If all you're just reading from them, there are no problems. When you're updating them, you need to use the correct file locking to avoid data corruption. When you compile bogofilter, you will need to verify that the configure script has set "#define HAVE_FCNTL 1" in your config.h file. Popular UNIX operating systems will all support this. If you are running an unusual, or an older version of an operating system, make sure it supports fcntl(). If "#define HAVE_FCNTL 1" is set, then comment out "#define HAVE_FLOCK 1" so that the locking system uses fcntl() locking instead of the default of flock() locking.
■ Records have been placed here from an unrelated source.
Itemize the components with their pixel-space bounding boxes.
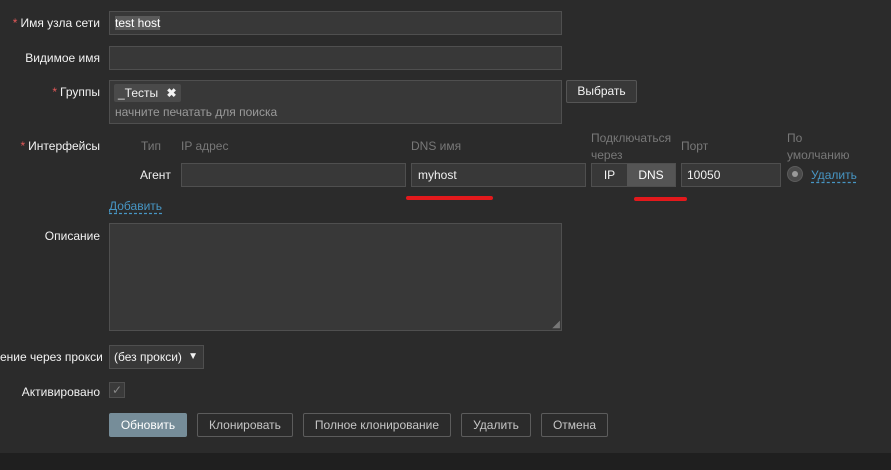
proxy-select-value: (без прокси): [114, 350, 182, 364]
hostname-label: * Имя узла сети: [12, 16, 100, 30]
annotation-underline-dns: [406, 196, 493, 200]
description-label: Описание: [44, 229, 100, 243]
remove-interface-link[interactable]: Удалить: [811, 168, 857, 182]
footer-bar: [0, 453, 891, 470]
header-default-line2: умолчанию: [787, 148, 850, 162]
full-clone-button[interactable]: Полное клонирование: [303, 413, 451, 437]
header-ip: IP адрес: [181, 139, 229, 153]
close-icon[interactable]: ✖: [166, 86, 176, 100]
radio-dot: [792, 171, 798, 177]
header-connect-line2: через: [591, 148, 623, 162]
interfaces-label: * Интерфейсы: [20, 139, 100, 153]
chevron-down-icon: ▼: [188, 351, 198, 362]
proxy-select[interactable]: (без прокси) ▼: [109, 345, 204, 369]
visible-name-label: Видимое имя: [25, 51, 100, 65]
connect-dns-option[interactable]: DNS: [627, 164, 675, 186]
cancel-button[interactable]: Отмена: [541, 413, 608, 437]
groups-label: * Группы: [52, 85, 100, 99]
checkmark-icon: ✓: [111, 383, 123, 397]
dns-name-value: myhost: [418, 168, 457, 182]
header-default: По умолчанию: [787, 130, 850, 164]
group-tag-label: _Тесты: [118, 86, 159, 100]
groups-search-placeholder[interactable]: начните печатать для поиска: [115, 105, 277, 119]
update-button[interactable]: Обновить: [109, 413, 187, 437]
groups-multiselect[interactable]: _Тесты ✖ начните печатать для поиска: [109, 80, 562, 124]
clone-button[interactable]: Клонировать: [197, 413, 293, 437]
connect-toggle[interactable]: IP DNS: [591, 163, 676, 187]
header-dns: DNS имя: [411, 139, 462, 153]
header-default-line1: По: [787, 131, 803, 145]
port-value: 10050: [687, 168, 721, 182]
enabled-label: Активировано: [21, 385, 100, 399]
header-port: Порт: [681, 139, 709, 153]
description-textarea[interactable]: ◢: [109, 223, 562, 331]
required-marker: *: [20, 139, 26, 153]
dns-name-input[interactable]: myhost: [411, 163, 586, 187]
select-groups-button[interactable]: Выбрать: [566, 80, 637, 103]
header-connect: Подключаться через: [591, 130, 671, 164]
port-input[interactable]: 10050: [681, 163, 781, 187]
connect-ip-option[interactable]: IP: [592, 164, 627, 186]
header-type: Тип: [141, 139, 162, 153]
enabled-checkbox[interactable]: ✓: [109, 382, 125, 398]
resize-handle-icon[interactable]: ◢: [552, 319, 560, 330]
header-connect-line1: Подключаться: [591, 131, 672, 145]
visible-name-input[interactable]: [109, 46, 562, 70]
add-interface-link[interactable]: Добавить: [109, 199, 162, 213]
default-radio[interactable]: [787, 166, 803, 182]
proxy-label: ение через прокси: [0, 350, 103, 364]
required-marker: *: [52, 85, 58, 99]
hostname-value: test host: [115, 16, 161, 30]
group-tag[interactable]: _Тесты ✖: [114, 84, 181, 102]
annotation-underline-connect: [634, 197, 687, 201]
required-marker: *: [12, 16, 18, 30]
delete-button[interactable]: Удалить: [461, 413, 531, 437]
ip-address-input[interactable]: [181, 163, 406, 187]
hostname-input[interactable]: test host: [109, 11, 562, 35]
interface-type: Агент: [140, 168, 171, 182]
If your system does not support fcntl, then you will not be able to share word list files over NFS without the risk of data corruption.
Next, make sure you have NFS set up properly, with "lockd" running. Refer to your NFS documentation for more information about running "lockd" or "rpc.lockd". Most operating systems with NFS turn this on by default.
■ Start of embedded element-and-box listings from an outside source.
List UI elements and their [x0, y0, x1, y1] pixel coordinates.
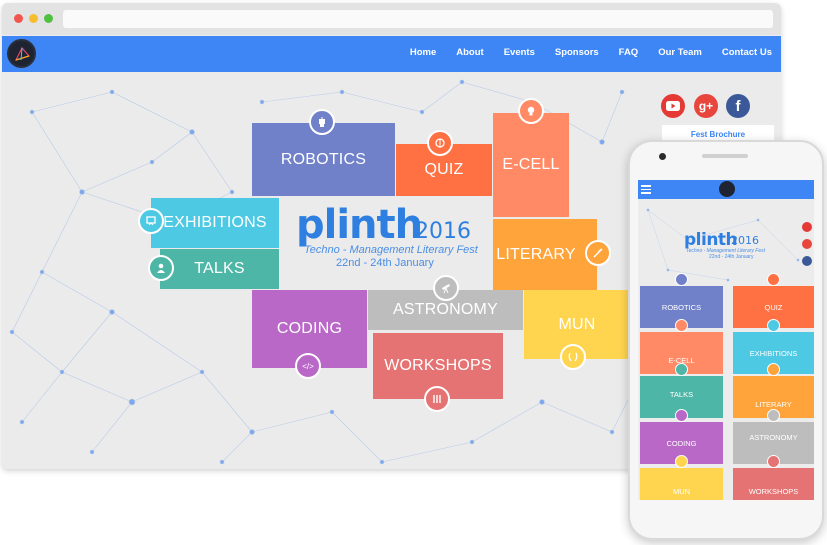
nav-link-about[interactable]: About — [456, 47, 483, 58]
nav-link-sponsors[interactable]: Sponsors — [555, 47, 599, 58]
phone-code-icon — [675, 409, 688, 422]
phone-google-plus-icon[interactable] — [802, 239, 812, 249]
code-icon-glyph: </> — [302, 361, 314, 371]
tile-ecell[interactable]: E-CELL — [493, 113, 569, 217]
tile-astronomy-label: ASTRONOMY — [393, 301, 498, 318]
phone-speaker — [702, 154, 748, 158]
phone-tile-label: ASTRONOMY — [749, 432, 798, 442]
phone-plinth-year: 2016 — [731, 234, 759, 247]
plinth-brand: plinth 2016 Techno - Management Literary… — [296, 202, 486, 272]
phone-brain-icon — [767, 273, 780, 286]
tile-mun-label: MUN — [558, 315, 596, 333]
phone-tile-label: EXHIBITIONS — [749, 348, 798, 358]
idea-icon — [518, 98, 544, 124]
phone-tile-label: LITERARY — [755, 399, 792, 409]
plinth-dates: 22nd - 24th January — [336, 257, 434, 269]
phone-camera — [659, 153, 666, 160]
phone-quill-icon — [767, 363, 780, 376]
telescope-icon — [433, 275, 459, 301]
youtube-icon[interactable] — [661, 94, 685, 118]
tile-literary-label: LITERARY — [496, 245, 576, 263]
phone-navbar — [638, 180, 814, 199]
browser-toolbar — [2, 3, 781, 35]
phone-tile-label: WORKSHOPS — [748, 486, 799, 496]
phone-logo-icon[interactable] — [719, 181, 735, 197]
phone-tile-workshops[interactable]: WORKSHOPS — [733, 468, 814, 500]
facebook-icon[interactable]: f — [726, 94, 750, 118]
close-window-dot[interactable] — [14, 14, 23, 23]
phone-tile-label: MUN — [672, 486, 691, 496]
tile-talks[interactable]: TALKS — [160, 249, 279, 289]
minimize-window-dot[interactable] — [29, 14, 38, 23]
facebook-label: f — [735, 97, 741, 115]
nav-links: Home About Events Sponsors FAQ Our Team … — [390, 47, 772, 58]
phone-tile-label: QUIZ — [764, 302, 783, 312]
mockup-stage: Home About Events Sponsors FAQ Our Team … — [0, 0, 827, 545]
phone-mockup: plinth 2016 Techno - Management Literary… — [628, 140, 824, 540]
phone-speaker-icon — [675, 363, 688, 376]
address-bar[interactable] — [63, 10, 773, 28]
plinth-year: 2016 — [415, 219, 471, 244]
logo-icon[interactable] — [7, 39, 36, 68]
phone-tile-mun[interactable]: MUN — [640, 468, 723, 500]
tile-exhibitions[interactable]: EXHIBITIONS — [151, 198, 279, 248]
nav-link-home[interactable]: Home — [410, 47, 436, 58]
phone-idea-icon — [675, 319, 688, 332]
plinth-wordmark: plinth — [296, 202, 423, 248]
brain-icon — [427, 130, 453, 156]
speaker-icon — [148, 255, 174, 281]
tile-coding-label: CODING — [276, 320, 343, 337]
phone-laurel-icon — [675, 455, 688, 468]
phone-plinth-dates: 22nd - 24th January — [709, 254, 754, 260]
phone-tile-label: CODING — [666, 438, 697, 448]
google-plus-icon[interactable]: g+ — [694, 94, 718, 118]
tile-talks-label: TALKS — [194, 260, 245, 277]
nav-link-our-team[interactable]: Our Team — [658, 47, 702, 58]
phone-telescope-icon — [767, 409, 780, 422]
maximize-window-dot[interactable] — [44, 14, 53, 23]
phone-tools-icon — [767, 455, 780, 468]
tile-quiz-label: QUIZ — [424, 161, 464, 178]
code-icon: </> — [295, 353, 321, 379]
phone-facebook-icon[interactable] — [802, 256, 812, 266]
hamburger-menu-icon[interactable] — [641, 185, 651, 194]
phone-robot-icon — [675, 273, 688, 286]
tile-workshops-label: WORKSHOPS — [384, 357, 492, 374]
laurel-icon — [560, 344, 586, 370]
nav-link-contact-us[interactable]: Contact Us — [722, 47, 772, 58]
tile-literary[interactable]: LITERARY — [493, 219, 597, 290]
phone-screen: plinth 2016 Techno - Management Literary… — [638, 180, 814, 500]
tile-exhibitions-label: EXHIBITIONS — [163, 214, 267, 231]
brochure-label: Fest Brochure — [690, 130, 746, 139]
tile-robotics-label: ROBOTICS — [280, 150, 367, 168]
site-navbar: Home About Events Sponsors FAQ Our Team … — [2, 36, 781, 72]
nav-link-events[interactable]: Events — [504, 47, 535, 58]
tools-icon — [424, 386, 450, 412]
exhibit-icon — [138, 208, 164, 234]
plinth-tagline: Techno - Management Literary Fest — [304, 244, 478, 256]
robot-icon — [309, 109, 335, 135]
nav-link-faq[interactable]: FAQ — [619, 47, 639, 58]
phone-plinth-wordmark: plinth — [684, 230, 738, 250]
phone-exhibit-icon — [767, 319, 780, 332]
quill-icon — [585, 240, 611, 266]
tile-ecell-label: E-CELL — [502, 156, 560, 173]
google-plus-label: g+ — [698, 99, 714, 113]
phone-tile-label: ROBOTICS — [661, 302, 702, 312]
phone-tile-label: TALKS — [669, 389, 694, 399]
phone-youtube-icon[interactable] — [802, 222, 812, 232]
Why does bogofilter give return codes like 0 and 256 when it's run from inside a program?
Likely the return codes are being reformatted by waitpid(2). Use WEXITSTATUS(status) in sys/wait.h, or comparable macro, to get the correct value.
Now that I've upgraded to 0.11 why are my scripts broken?
With version 0.11 bogofilter's options for registering mail as ham or spam have been changed. They now allow registering (or unregistering) messages in the ham and spam word lists. Prior to this, there was no way to unregister a message from a word list (without registering it in the other word list).
Bogofilter has four registration options - '-s', '-n', '-S', and '-N'. With the release of version 0.11 the meaning of '-S' and '-N' has been changed to allow unregistering messages from the word lists. Here's what the four options mean:
Prior to version 0.11, the '-S' option was used to move a message from the ham word list to the spam word list, i.e. there were two actions. Now with 0.11 each of the two actions is invoked by its own option. To get the same effect as the old '-S', you should use '-N -s' (or '-Ns' which means the same thing).
Similarly, the old '-N' option is now '-Sn' (or '-S -n').
MDA scripts typically use '-s' and '-n' and don't need to change. Other scripts which use '-S' and '-N' for fixing registration errors do need to be changed.